In 2006, an American investor and businessman, Randy Lerner, acquired a controlling ownership stake in Villa.

As such investors do when they buy into football, Lerner made all the right noises about the Birmingham-based club. Yes, he was a long-time fan of Villa, he wanted to take the club forward, it was a sleeping giant, and so forth.

But North American sports investors generally do not buy into Premier League football clubs for the reason of love alone. Owners are often attracted by the spiralling value of TV contracts, global brand development opportunities and the unswerving loyalty of the club’s die-hard fans (some might call them customers).

The business of football

But making money in football is severely restricted by the potential costs that clubs can incur. Over the past two decades, players’ transfer fees and salaries have increased dramatically.

Former chairman Doug Ellis (left) and Aston Villa owner Randy Lerner.
Former chairman Doug Ellis (left) and Aston Villa owner Randy Lerner.

For clubs seeking high level and regular success, this means buying the best talent and paying a lot for it. Alternatively, a club can develop its own talent, but this too takes time and, indeed, money.

Villa seems to have been stuck in the middle of the two, keeping a tight hold on player acquisition costs without ever really getting to grips with succession planning and internal player development.

Revolving door

The club is now on its seventh manager since Lerner arrived, and this could become eighth if another is appointed during the coming months.

When Villa’s teams have failed, the manager has suffered the consequences. The club has often made promises to its managers, particularly with regard to signing players, on which it has then reneged.

What an organisation says and what an organisation does have to be consistent. If they are not, dissonance arises and managers become demotivated, players will be less loyal and fans become frustrated.

Villa’s relationship with its managers appears to be symptomatic of more general dissonance across the club, which is most aptly demonstrated by two of Villa’s players, one past and one present. Last summer, Fabian Delph announced first that he wanted to leave the club – and then that he wanted to stay. But he left anyway and joined Manchester City. More recently, Gabriel Agbonlahor has become the club’s pantomime villain: overweight, underperforming and beset by off-field problems.

Agbonlahor having a breather.
Agbonlahor having a breather.

Yet Agbonlahor is not the cause of Villa’s problems, he is merely a reflection of them. In a well-led, effectively managed, performance-oriented organisation, one would normally expect players to be committed to a club’s goals and be appropriately motivated to achieve them. Agbonlahor should epitomise Aston Villa: a local boy, he was born in Birmingham and is effectively a one-club professional.

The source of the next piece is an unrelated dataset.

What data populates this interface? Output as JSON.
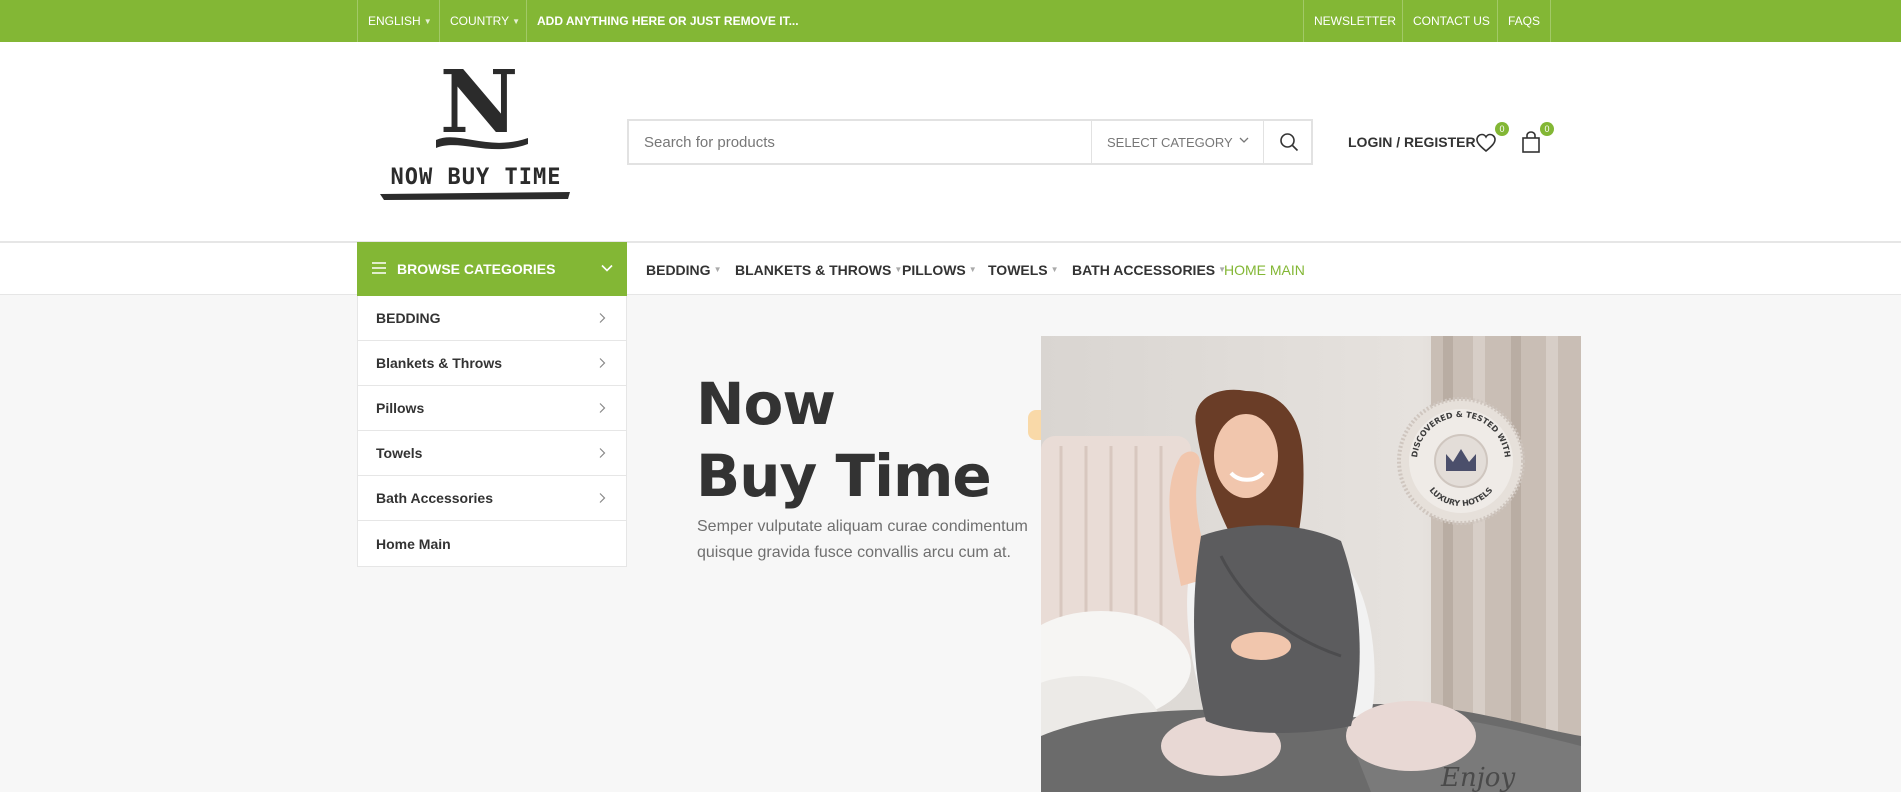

Instead, he appears to have become wayward and has incurred the wrath of fans at a time when the club should have been managing him better.

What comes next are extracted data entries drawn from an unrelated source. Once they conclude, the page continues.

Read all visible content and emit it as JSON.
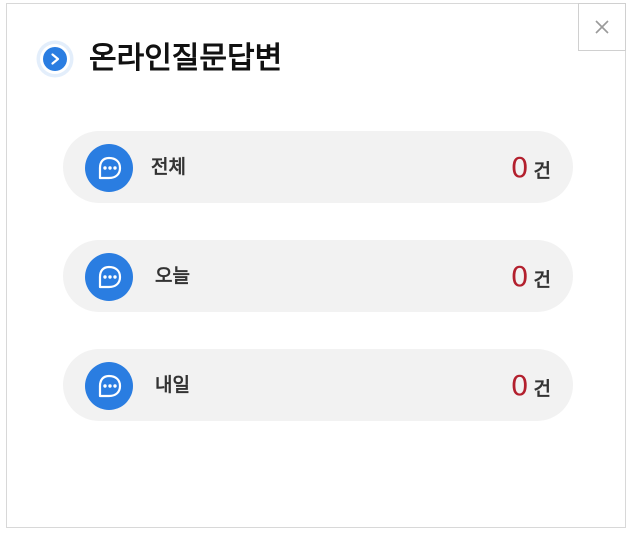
{
  "dialog": {
    "title": "온라인질문답변",
    "close_label": "×",
    "colors": {
      "accent": "#2a7de1",
      "count": "#b3202e",
      "row_bg": "#f2f2f2"
    }
  },
  "stats": [
    {
      "label": "전체",
      "count": "0",
      "unit": "건",
      "icon": "chat-bubble-icon"
    },
    {
      "label": "오늘",
      "count": "0",
      "unit": "건",
      "icon": "chat-bubble-icon"
    },
    {
      "label": "내일",
      "count": "0",
      "unit": "건",
      "icon": "chat-bubble-icon"
    }
  ]
}
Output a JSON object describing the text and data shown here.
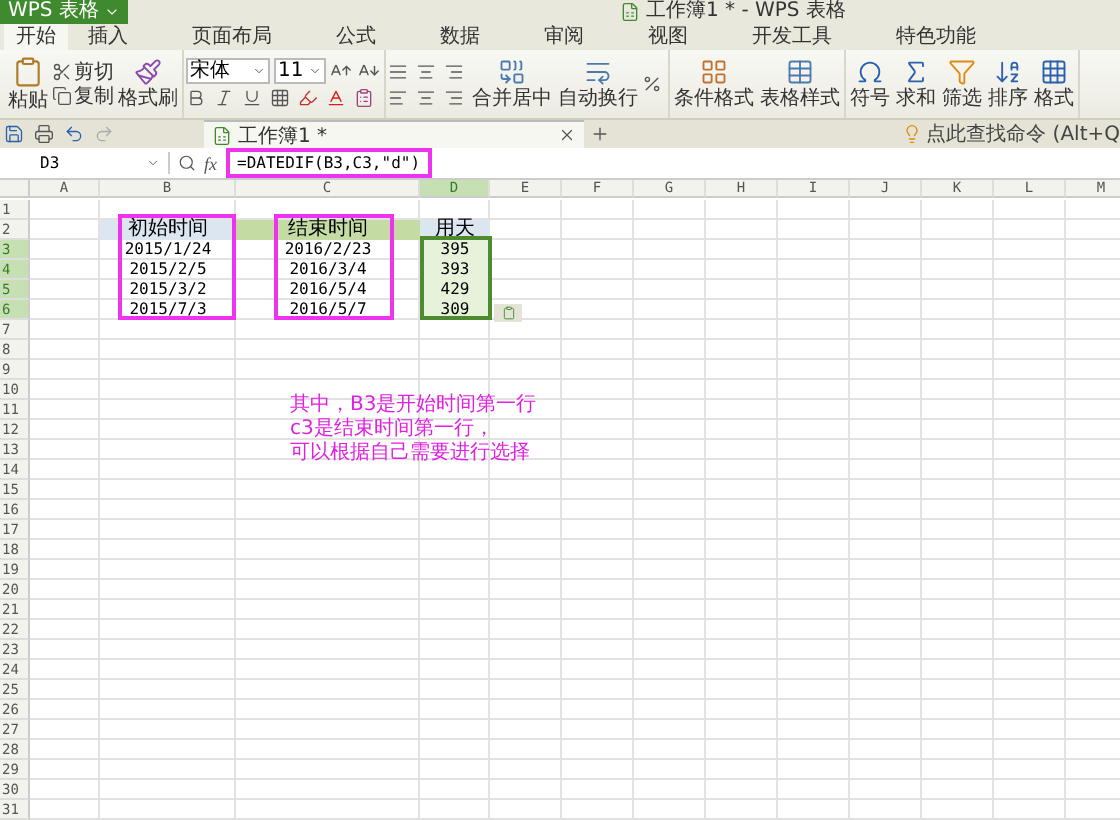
{
  "app_button": "WPS 表格",
  "window": {
    "title": "工作簿1 * - WPS 表格"
  },
  "menu_tabs": [
    {
      "label": "开始",
      "selected": true
    },
    {
      "label": "插入",
      "selected": false
    },
    {
      "label": "页面布局",
      "selected": false
    },
    {
      "label": "公式",
      "selected": false
    },
    {
      "label": "数据",
      "selected": false
    },
    {
      "label": "审阅",
      "selected": false
    },
    {
      "label": "视图",
      "selected": false
    },
    {
      "label": "开发工具",
      "selected": false
    },
    {
      "label": "特色功能",
      "selected": false
    }
  ],
  "ribbon": {
    "paste": "粘贴",
    "cut": "剪切",
    "copy": "复制",
    "format_painter": "格式刷",
    "font_name": "宋体",
    "font_size": "11",
    "merge": "合并居中",
    "wrap": "自动换行",
    "conditional_format": "条件格式",
    "table_style": "表格样式",
    "symbol": "符号",
    "sum": "求和",
    "filter": "筛选",
    "sort": "排序",
    "format": "格式"
  },
  "doc_tabs": [
    {
      "label": "工作簿1 *",
      "selected": true
    }
  ],
  "command_search": "点此查找命令 (Alt+Q",
  "formula_bar": {
    "cell": "D3",
    "fx": "fx",
    "formula": "=DATEDIF(B3,C3,\"d\")"
  },
  "sheet": {
    "columns": [
      {
        "label": "A",
        "selected": false
      },
      {
        "label": "B",
        "selected": false
      },
      {
        "label": "C",
        "selected": false
      },
      {
        "label": "D",
        "selected": true
      },
      {
        "label": "E",
        "selected": false
      },
      {
        "label": "F",
        "selected": false
      },
      {
        "label": "G",
        "selected": false
      },
      {
        "label": "H",
        "selected": false
      },
      {
        "label": "I",
        "selected": false
      },
      {
        "label": "J",
        "selected": false
      },
      {
        "label": "K",
        "selected": false
      },
      {
        "label": "L",
        "selected": false
      },
      {
        "label": "M",
        "selected": false
      }
    ],
    "row_numbers": [
      {
        "label": "1",
        "selected": false
      },
      {
        "label": "2",
        "selected": false
      },
      {
        "label": "3",
        "selected": true
      },
      {
        "label": "4",
        "selected": true
      },
      {
        "label": "5",
        "selected": true
      },
      {
        "label": "6",
        "selected": true
      },
      {
        "label": "7",
        "selected": false
      },
      {
        "label": "8",
        "selected": false
      },
      {
        "label": "9",
        "selected": false
      },
      {
        "label": "10",
        "selected": false
      },
      {
        "label": "11",
        "selected": false
      },
      {
        "label": "12",
        "selected": false
      },
      {
        "label": "13",
        "selected": false
      },
      {
        "label": "14",
        "selected": false
      },
      {
        "label": "15",
        "selected": false
      },
      {
        "label": "16",
        "selected": false
      },
      {
        "label": "17",
        "selected": false
      },
      {
        "label": "18",
        "selected": false
      },
      {
        "label": "19",
        "selected": false
      },
      {
        "label": "20",
        "selected": false
      },
      {
        "label": "21",
        "selected": false
      },
      {
        "label": "22",
        "selected": false
      },
      {
        "label": "23",
        "selected": false
      },
      {
        "label": "24",
        "selected": false
      },
      {
        "label": "25",
        "selected": false
      },
      {
        "label": "26",
        "selected": false
      },
      {
        "label": "27",
        "selected": false
      },
      {
        "label": "28",
        "selected": false
      },
      {
        "label": "29",
        "selected": false
      },
      {
        "label": "30",
        "selected": false
      },
      {
        "label": "31",
        "selected": false
      }
    ],
    "headers": [
      {
        "text": "初始时间",
        "color": "#dce6f1"
      },
      {
        "text": "结束时间",
        "color": "#c4dca4"
      },
      {
        "text": "用天",
        "color": "#dce6f1"
      }
    ],
    "rows": [
      {
        "start": "2015/1/24",
        "end": "2016/2/23",
        "days": "395",
        "selected": true
      },
      {
        "start": "2015/2/5",
        "end": "2016/3/4",
        "days": "393",
        "selected": true
      },
      {
        "start": "2015/3/2",
        "end": "2016/5/4",
        "days": "429",
        "selected": true
      },
      {
        "start": "2015/7/3",
        "end": "2016/5/7",
        "days": "309",
        "selected": true
      }
    ],
    "note": [
      "其中，B3是开始时间第一行",
      "c3是结束时间第一行，",
      "可以根据自己需要进行选择"
    ]
  }
}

The player’s behaviour starkly reflects how toxic the club’s culture has become. This toxicity though is not just evident on the field, even Villa’s boardroom is in uproar.

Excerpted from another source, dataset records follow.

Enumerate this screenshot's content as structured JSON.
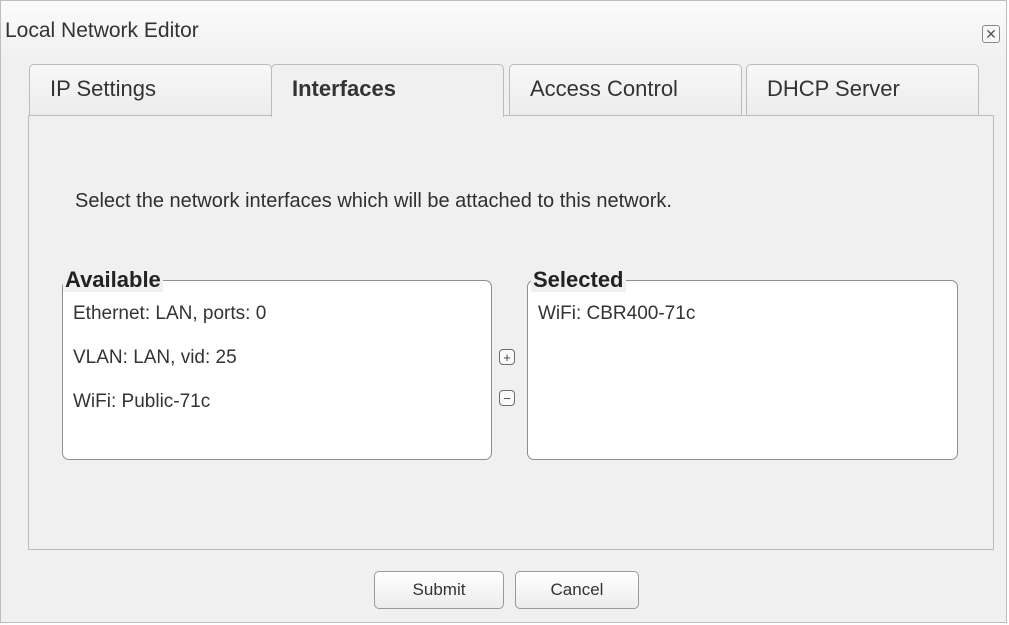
{
  "dialog": {
    "title": "Local Network Editor",
    "close_icon": "close-icon"
  },
  "tabs": [
    {
      "label": "IP Settings",
      "active": false
    },
    {
      "label": "Interfaces",
      "active": true
    },
    {
      "label": "Access Control",
      "active": false
    },
    {
      "label": "DHCP Server",
      "active": false
    }
  ],
  "interfaces": {
    "instruction": "Select the network interfaces which will be attached to this network.",
    "available": {
      "label": "Available",
      "items": [
        "Ethernet: LAN, ports: 0",
        "VLAN: LAN, vid: 25",
        "WiFi: Public-71c"
      ]
    },
    "selected": {
      "label": "Selected",
      "items": [
        "WiFi: CBR400-71c"
      ]
    },
    "add_symbol": "+",
    "remove_symbol": "−"
  },
  "footer": {
    "submit_label": "Submit",
    "cancel_label": "Cancel"
  }
}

Following moves earlier this year to internally reorganise the club by recruiting the likes of former Bank of England governor Mervyn King onto its board, this too has backfired. King and another director recently quit following a disagreement with Lerner.

Lerner’s insistence on imposing decisions from the top while remaining resident in the US has perpetuated a dysfunctional culture of centralised control, hierarchical management and poor communication. This has slowed Villa down at a time when quick decisions were needed. When leadership was required, Lerner was frequently elsewhere.

This situation hasn’t been helped either by Lerner’s desire to offload the club by selling it to new buyers – asset disposal inevitably causes disruption, often resulting in an organisation losing focus and beginning to drift.

Like any investor, it seems as though Lerner probably wants the money back that he has spent on Villa. Unfortunately for him, unless there is an overseas investor out there, with deep pockets or a limited knowledge of football, this is unlikely to happen any time soon.